Due giovani senegalesi di 16 anni, i cugini Seydou e Moussa, decidono di intraprendere il lungo viaggio che da Dakar li porterà a sbarcare sulle coste siciliane dell’Italia; inseguendo un sogno di speranza e felicità tra infiniti deserti, prigioni libiche, torture e umiliazioni.
De Grandis su “Il Gazzettino” richiama i termini della fabula per il film di Garrone. In effetti il regista romano non graffia, non punge, non scava… ma forse non gli interessava, peccato. Al di là della storia in sé, il film pare molto patinato e pulito con la stessa fotografia, qualità altissima (quasi da villaggio vacanze), che stride con il narrato. Avremmo voluto un film forse un po’ più sporco e crudo, forse più vero, vengono omessi certi tipi di violenze per mostrarne altre in brevi scene, quasi come un cammeo forzato.
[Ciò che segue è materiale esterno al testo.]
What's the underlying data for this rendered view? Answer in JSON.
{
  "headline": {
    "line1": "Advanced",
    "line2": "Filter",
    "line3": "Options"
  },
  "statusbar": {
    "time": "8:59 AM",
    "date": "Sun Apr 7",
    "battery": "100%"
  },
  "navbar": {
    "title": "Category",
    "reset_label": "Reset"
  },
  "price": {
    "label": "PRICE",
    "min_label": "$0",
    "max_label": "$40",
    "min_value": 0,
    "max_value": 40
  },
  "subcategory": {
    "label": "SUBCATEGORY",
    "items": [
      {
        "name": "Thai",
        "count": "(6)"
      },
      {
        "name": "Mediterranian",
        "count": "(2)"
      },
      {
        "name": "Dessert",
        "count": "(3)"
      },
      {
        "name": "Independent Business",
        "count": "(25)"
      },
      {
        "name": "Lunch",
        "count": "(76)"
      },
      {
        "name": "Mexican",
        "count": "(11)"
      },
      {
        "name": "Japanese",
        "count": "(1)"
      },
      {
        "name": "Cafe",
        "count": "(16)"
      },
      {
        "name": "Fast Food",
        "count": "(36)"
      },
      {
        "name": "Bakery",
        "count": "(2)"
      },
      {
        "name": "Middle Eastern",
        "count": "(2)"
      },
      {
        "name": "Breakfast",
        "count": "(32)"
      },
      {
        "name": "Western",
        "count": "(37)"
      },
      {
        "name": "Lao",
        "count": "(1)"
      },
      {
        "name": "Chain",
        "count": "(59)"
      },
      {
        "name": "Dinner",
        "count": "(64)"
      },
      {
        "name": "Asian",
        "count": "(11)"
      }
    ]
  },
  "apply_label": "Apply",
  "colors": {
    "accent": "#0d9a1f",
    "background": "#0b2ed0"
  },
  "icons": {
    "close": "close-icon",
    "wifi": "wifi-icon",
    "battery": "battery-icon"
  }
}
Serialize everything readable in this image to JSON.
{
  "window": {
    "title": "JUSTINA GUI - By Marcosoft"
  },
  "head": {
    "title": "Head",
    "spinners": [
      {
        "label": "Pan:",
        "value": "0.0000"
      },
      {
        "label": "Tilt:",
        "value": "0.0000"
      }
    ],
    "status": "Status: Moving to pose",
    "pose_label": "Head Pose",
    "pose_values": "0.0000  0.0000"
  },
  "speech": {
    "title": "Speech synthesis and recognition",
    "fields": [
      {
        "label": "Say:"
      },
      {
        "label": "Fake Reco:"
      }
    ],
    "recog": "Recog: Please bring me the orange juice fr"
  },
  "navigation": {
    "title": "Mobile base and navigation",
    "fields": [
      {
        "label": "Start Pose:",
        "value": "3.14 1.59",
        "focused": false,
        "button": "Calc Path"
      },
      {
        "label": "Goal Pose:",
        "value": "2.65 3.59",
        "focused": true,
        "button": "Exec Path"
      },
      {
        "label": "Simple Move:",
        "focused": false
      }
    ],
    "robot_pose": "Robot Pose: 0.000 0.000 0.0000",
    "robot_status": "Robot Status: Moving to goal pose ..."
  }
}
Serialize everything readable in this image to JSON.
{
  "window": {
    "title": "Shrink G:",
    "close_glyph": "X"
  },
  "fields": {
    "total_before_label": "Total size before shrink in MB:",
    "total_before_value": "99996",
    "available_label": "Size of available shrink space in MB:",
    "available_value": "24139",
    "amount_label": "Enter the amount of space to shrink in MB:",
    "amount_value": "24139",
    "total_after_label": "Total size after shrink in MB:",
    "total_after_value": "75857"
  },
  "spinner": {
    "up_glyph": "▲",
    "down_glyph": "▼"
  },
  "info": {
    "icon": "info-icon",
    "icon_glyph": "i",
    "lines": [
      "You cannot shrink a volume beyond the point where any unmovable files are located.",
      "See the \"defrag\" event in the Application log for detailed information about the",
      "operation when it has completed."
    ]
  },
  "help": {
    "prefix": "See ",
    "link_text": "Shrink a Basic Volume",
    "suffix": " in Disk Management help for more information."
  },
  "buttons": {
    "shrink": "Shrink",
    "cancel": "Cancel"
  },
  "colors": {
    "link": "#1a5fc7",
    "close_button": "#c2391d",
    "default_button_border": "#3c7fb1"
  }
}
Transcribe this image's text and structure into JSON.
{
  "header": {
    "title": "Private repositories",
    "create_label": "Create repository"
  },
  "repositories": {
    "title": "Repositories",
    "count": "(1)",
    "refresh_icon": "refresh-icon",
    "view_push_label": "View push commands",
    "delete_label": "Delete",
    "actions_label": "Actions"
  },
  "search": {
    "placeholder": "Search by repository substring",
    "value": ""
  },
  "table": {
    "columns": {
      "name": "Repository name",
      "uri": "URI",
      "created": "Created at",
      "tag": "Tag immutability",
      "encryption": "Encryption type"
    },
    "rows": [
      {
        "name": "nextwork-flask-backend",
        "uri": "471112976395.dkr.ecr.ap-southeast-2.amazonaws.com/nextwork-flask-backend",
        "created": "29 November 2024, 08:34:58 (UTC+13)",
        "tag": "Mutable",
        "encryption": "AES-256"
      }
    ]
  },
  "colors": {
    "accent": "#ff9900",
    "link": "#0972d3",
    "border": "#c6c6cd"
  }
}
Come se il regista avesse posto un filtro all’obiettivo per soddisfare e strizzare l’occhio a un pubblico più ampio.
Il film è un viaggio, la narrazione del sogno di due ragazzi, la volontà di inseguire il proprio traguardo nonostante le avversità che la vita gli ha posto di fronte. Ma anche un film sull’amicizia e sugli umani sentimenti. Condivido, come De Grandis, la logica dell’happy end forzato (“O capitano, mio capitano” alla Whitman, aggiungo) visto che sappiamo che l’Italia diverrà solamente un’ulteriore tappa verso una salvezza altrove promessa e più nordica. Leone d’argento – Premio speciale per la regia a Matteo Garrone, Premio Marcello Mastroianni a Seydou Sarr (2023).
Sull’argomento consiglio la visione dei documentari “COME UN UOMO SULLA TERRA” di Andrea Segre (2008), “HUMAN FLOW” di Ai Weiwei (2017) e il film “L’ORDINE DELLE COSE” sempre di Segre (2017).
“Matteo Garrone sembra bloccato da un eccesso di pudore” Sentieri Selvaggi. “Un film ingenuo che racconta con discreta semplificazione…” il Sussidiario.
Attendo contumelie vista la palese intoccabilità di Garrone. A parte tutto, ritengo il film tra i favoriti per la corsa all’Oscar come “Miglior film straniero”.